The symbol that kicked off “What is Real”’s fall down the rabbit hole of hand signals was the “all-seeing eye,” or covering one eye with a hand. The other one, hands over the lips like you’re saying “shhh,” is the “symbol of silence, which is the masonic gesture that a cultist will do in public to indicate that they are quiet about what’s really going on,” according to the video. Addressing ”all you doubters out there that the symbol of silence is actually a thing that people display publicly,” he offered old photos of David Bowie, Lindsay Lohan, and “the occult queen” Lady Gaga with their hands over their lips, too.

"What is Real" would rather refer to his hobby as “pop-culture esoteric analysts” instead of “conspiracy theorist.” He told VF.com over e-mail on Monday that, “I enjoyed watching Bolt perform, and the general sense I get from the guy is a good one. In all of his interviews I have seen, he seems like a genuinely kind and positive person.”

“What I meant by embodying occult archetypes,” he explained, “is I have noticed a phenomena of certain popular figures having a common esoteric theme throughout parts of their careers. It would take a literal book to fully explain what I mean by this.”

There are many other videos on the matter if you’re also deeply invested in losing an afternoon. Some even caught on during the last Olympics in London. Unsurprisingly, the games are a boon for all kinds of Illuminati theorizers, from dabblers to hardcore enthusiasts.

Katelyn Hempstead of The Lizard People, a podcast during which she invites guests to try to convince her of the most popular and/or most bizarre conspiracy theories, tried to add some context to these videos. Though her show is comedic rather than scientific, Hempstead has noticed some trends after 22 episodes over 9 months. “These videos are fairly par for the course on Illuminati and secret-society theories, in terms of evidence and thoroughness,” she told VF.com in an e-mail on Monday. “From what I’ve seen, they tend to be heavy on imagery and light on analysis, and framed as ‘I’m not making an argument, just pointing out the suspicious evidence!‘”

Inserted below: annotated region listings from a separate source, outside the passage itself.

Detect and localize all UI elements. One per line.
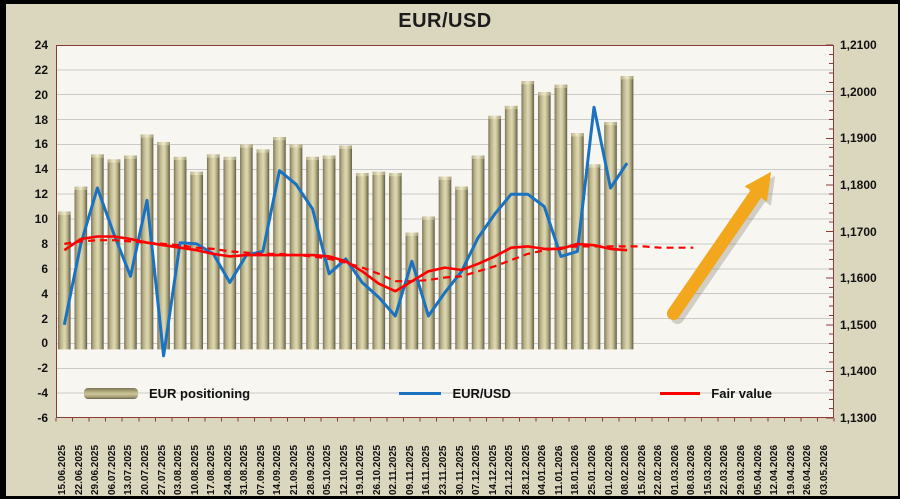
right-axis-tick-label: 1,1300 xyxy=(840,411,877,425)
x-axis-tick-label: 14.09.2025 xyxy=(272,444,284,495)
right-axis-tick-label: 1,2000 xyxy=(840,84,877,99)
x-axis-tick-label: 01.03.2026 xyxy=(669,444,681,495)
x-axis-tick-label: 01.02.2026 xyxy=(603,444,615,495)
y-axis-tick-label: -4 xyxy=(37,386,48,401)
legend: EUR positioning EUR/USD Fair value xyxy=(84,382,772,404)
x-axis-tick-label: 25.01.2026 xyxy=(586,444,598,495)
y-axis-tick-label: -2 xyxy=(37,361,48,376)
x-axis-tick-label: 22.03.2026 xyxy=(719,444,731,495)
y-axis-tick-label: 22 xyxy=(34,62,48,77)
chart-canvas: EUR/USD 24 22 20 18 16 14 12 10 8 6 4 xyxy=(6,4,898,496)
x-axis-tick-label: 26.04.2026 xyxy=(802,444,814,495)
y-axis-tick-label: 20 xyxy=(34,87,48,102)
x-axis-tick-label: 22.02.2026 xyxy=(653,444,665,495)
x-axis-tick-label: 13.07.2025 xyxy=(123,444,135,495)
x-axis-tick-label: 30.11.2025 xyxy=(454,445,466,496)
x-axis-tick-label: 27.07.2025 xyxy=(156,444,168,495)
x-axis-tick-label: 05.10.2025 xyxy=(322,444,334,495)
legend-label: Fair value xyxy=(711,385,772,401)
x-axis-tick-label: 21.09.2025 xyxy=(289,444,301,495)
y-axis-tick-label: 14 xyxy=(34,162,48,177)
x-axis-tick-label: 17.08.2025 xyxy=(206,444,218,495)
legend-label: EUR positioning xyxy=(149,385,251,401)
x-axis-tick-label: 31.08.2025 xyxy=(239,444,251,495)
legend-item-fair-value: Fair value xyxy=(660,386,772,401)
y-axis-tick-label: 18 xyxy=(34,112,48,127)
blue-line-swatch-icon xyxy=(399,391,442,395)
chart-title: EUR/USD xyxy=(398,10,492,32)
plot-border xyxy=(56,45,834,418)
right-axis-tick-label: 1,1600 xyxy=(840,271,877,286)
legend-label: EUR/USD xyxy=(452,385,511,401)
x-axis-tick-label: 05.04.2026 xyxy=(752,444,764,495)
x-axis-tick-label: 04.01.2026 xyxy=(537,444,549,495)
x-axis-tick-label: 24.08.2025 xyxy=(222,444,234,495)
x-axis-tick-label: 15.02.2026 xyxy=(636,444,648,495)
x-axis-tick-label: 26.10.2025 xyxy=(371,444,383,495)
legend-item-eurusd: EUR/USD xyxy=(399,386,511,401)
y-axis-tick-label: 24 xyxy=(34,38,48,52)
y-axis-tick-label: -6 xyxy=(37,411,48,425)
x-axis-tick-label: 12.04.2026 xyxy=(769,444,781,495)
right-axis-tick-label: 1,1400 xyxy=(840,364,877,379)
x-axis-tick-label: 11.01.2026 xyxy=(553,445,565,496)
x-axis-tick-label: 16.11.2025 xyxy=(421,445,433,496)
y-axis-tick-label: 16 xyxy=(34,137,48,152)
x-axis-tick-label: 15.03.2026 xyxy=(702,444,714,495)
x-axis-tick-label: 21.12.2025 xyxy=(504,444,516,495)
x-axis-tick-label: 29.06.2025 xyxy=(90,444,102,495)
x-axis-tick-label: 12.10.2025 xyxy=(338,444,350,495)
bar-swatch-icon xyxy=(84,387,138,399)
x-axis-tick-label: 23.11.2025 xyxy=(438,445,449,496)
y-axis-tick-label: 12 xyxy=(34,187,48,202)
right-axis-tick-label: 1,2100 xyxy=(840,38,877,52)
right-axis-tick-label: 1,1800 xyxy=(840,177,877,192)
right-axis-tick-label: 1,1500 xyxy=(840,317,877,332)
x-axis-tick-label: 06.07.2025 xyxy=(106,444,118,495)
x-axis-tick-label: 28.09.2025 xyxy=(305,444,317,495)
red-line-swatch-icon xyxy=(660,391,701,395)
x-axis-tick-label: 09.11.2025 xyxy=(404,445,416,496)
x-axis-tick-label: 29.03.2026 xyxy=(735,444,747,495)
right-axis-tick-label: 1,1700 xyxy=(840,224,877,239)
x-axis-tick-label: 18.01.2026 xyxy=(570,444,582,495)
x-axis-tick-label: 02.11.2025 xyxy=(388,445,400,496)
y-axis-tick-label: 10 xyxy=(34,212,48,227)
x-axis-tick-label: 22.06.2025 xyxy=(73,444,85,495)
x-axis-tick-label: 08.02.2026 xyxy=(620,444,632,495)
trend-arrow xyxy=(666,171,776,325)
x-axis-tick-label: 08.03.2026 xyxy=(686,444,698,495)
axis-ticks xyxy=(55,44,835,422)
x-axis-tick-label: 03.05.2026 xyxy=(818,444,830,495)
x-axis-tick-label: 07.09.2025 xyxy=(255,444,267,495)
plot-area xyxy=(55,44,835,422)
x-axis-tick-label: 19.10.2025 xyxy=(355,444,367,495)
y-axis-tick-label: 4 xyxy=(41,286,48,301)
x-axis-tick-label: 20.07.2025 xyxy=(140,444,152,495)
x-axis-tick-label: 03.08.2025 xyxy=(173,444,185,495)
x-axis-tick-label: 19.04.2026 xyxy=(785,444,797,495)
y-axis-tick-label: 2 xyxy=(41,311,48,326)
y-axis-tick-label: 8 xyxy=(41,236,48,251)
y-axis-tick-label: 6 xyxy=(41,261,48,276)
right-axis-tick-label: 1,1900 xyxy=(840,131,877,146)
x-axis-tick-label: 28.12.2025 xyxy=(520,444,532,495)
x-axis-tick-label: 10.08.2025 xyxy=(189,444,201,495)
line-series xyxy=(62,105,694,358)
y-axis-tick-label: 0 xyxy=(41,336,48,351)
x-axis-tick-label: 14.12.2025 xyxy=(487,444,499,495)
legend-item-eur-positioning: EUR positioning xyxy=(84,386,250,401)
x-axis-tick-label: 07.12.2025 xyxy=(471,444,483,495)
x-axis-tick-label: 15.06.2025 xyxy=(57,444,69,495)
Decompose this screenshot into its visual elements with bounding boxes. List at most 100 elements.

Some of the videos, like [this one] (https://www.youtube.com/watch?v=MoMHRpAyXQI) by “The Vigilant Christian,” “follow the trend of cramming in every corollary theory they possibly can, from global warming to gene alteration to Satanism,” and each one tends to “spiral out from one hand gesture into the world-wide all-encompassing hegemonic domination by the elite.”

Hempstead often wonders in her work, ”What’s the advantage of having a member of your secret society basically yell ‘hey I’m part of a secret society!’ on international TV?”

“What is Real” has a go-to answer for that: “The best way I can put it is when a child is very young and parents spell out a word they don’t want the child to hear, and the child does not perceive what is being communicated because the child is not equipped with that knowledge yet. I see it kind of like that—symbol illiteracy—so it doesn’t matter if it’s shown right in front of the faces of the uninitiated. It’s simply a symbolic language that most of the masses are not privy to.”

So according to several theorists and at least one “pop-culture esoteric analyst,” there’s a decent chance that Usain Bolt is a member of a secret cabal that runs the entertainment, business, and political worlds. Just follow the hands, sheeple.